You're right--every city has its share of air pollution, and it can vary according to type of pollutant, neighborhood, street and even time of day.

Overall, though, Portland does have some of the best overall air quality for a US city. Compared to the other cities out of the 50 largest in the US, Portland ranked number 2 (after Honolulu) in 2005. We based this ranking on data from the US EPA that measures five major pollutants: carbon monoxide, sulfur dioxide, particulates (soot, etc.), nitrogen dioxides and ground-level ozone (smog).

Portland's overall average Air Quality Index was the second lowest of 50 cities (the lower it is, the cleaner the air), and it had no violations of the Clean Air Act in any of the five pollutant categories during 2005.
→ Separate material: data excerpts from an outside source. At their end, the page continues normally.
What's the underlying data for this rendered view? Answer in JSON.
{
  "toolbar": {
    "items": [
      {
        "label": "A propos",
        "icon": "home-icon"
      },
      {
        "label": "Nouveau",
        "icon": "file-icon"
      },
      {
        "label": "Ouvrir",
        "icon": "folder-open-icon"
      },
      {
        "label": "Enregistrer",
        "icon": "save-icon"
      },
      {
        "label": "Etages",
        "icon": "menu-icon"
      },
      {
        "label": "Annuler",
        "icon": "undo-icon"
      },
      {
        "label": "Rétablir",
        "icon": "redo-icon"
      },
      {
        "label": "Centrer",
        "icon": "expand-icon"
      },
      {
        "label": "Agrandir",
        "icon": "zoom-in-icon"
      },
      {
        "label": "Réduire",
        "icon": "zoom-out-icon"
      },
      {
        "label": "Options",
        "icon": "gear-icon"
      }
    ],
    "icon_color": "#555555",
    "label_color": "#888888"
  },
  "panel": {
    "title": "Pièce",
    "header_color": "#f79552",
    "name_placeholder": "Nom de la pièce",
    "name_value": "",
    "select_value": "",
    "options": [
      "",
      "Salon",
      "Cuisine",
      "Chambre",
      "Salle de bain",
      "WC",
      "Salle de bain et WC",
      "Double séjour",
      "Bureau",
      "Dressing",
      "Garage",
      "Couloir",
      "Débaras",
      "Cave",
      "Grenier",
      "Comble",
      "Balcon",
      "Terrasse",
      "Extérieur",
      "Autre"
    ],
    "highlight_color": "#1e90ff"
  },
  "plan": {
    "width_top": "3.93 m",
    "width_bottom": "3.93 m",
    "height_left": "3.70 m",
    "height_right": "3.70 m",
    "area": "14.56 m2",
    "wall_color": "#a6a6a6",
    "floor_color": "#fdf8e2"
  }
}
That said, Benzene, a component of all gasoline, is a major air pollution health concern that will soon be more regulated more strictly by the EPA by 2011. The Northwest and Rocky Mountain states will soon be getting gasoline to match the reformulated gasoline with lower benzene levels that is already in use in places like California, Chicago and the Northeast.


Jaasmeen Hamed

I am a college student researching cities within the US that have green zoning standards. Would you please help me locate this information?


How exactly are you coming to these rankings?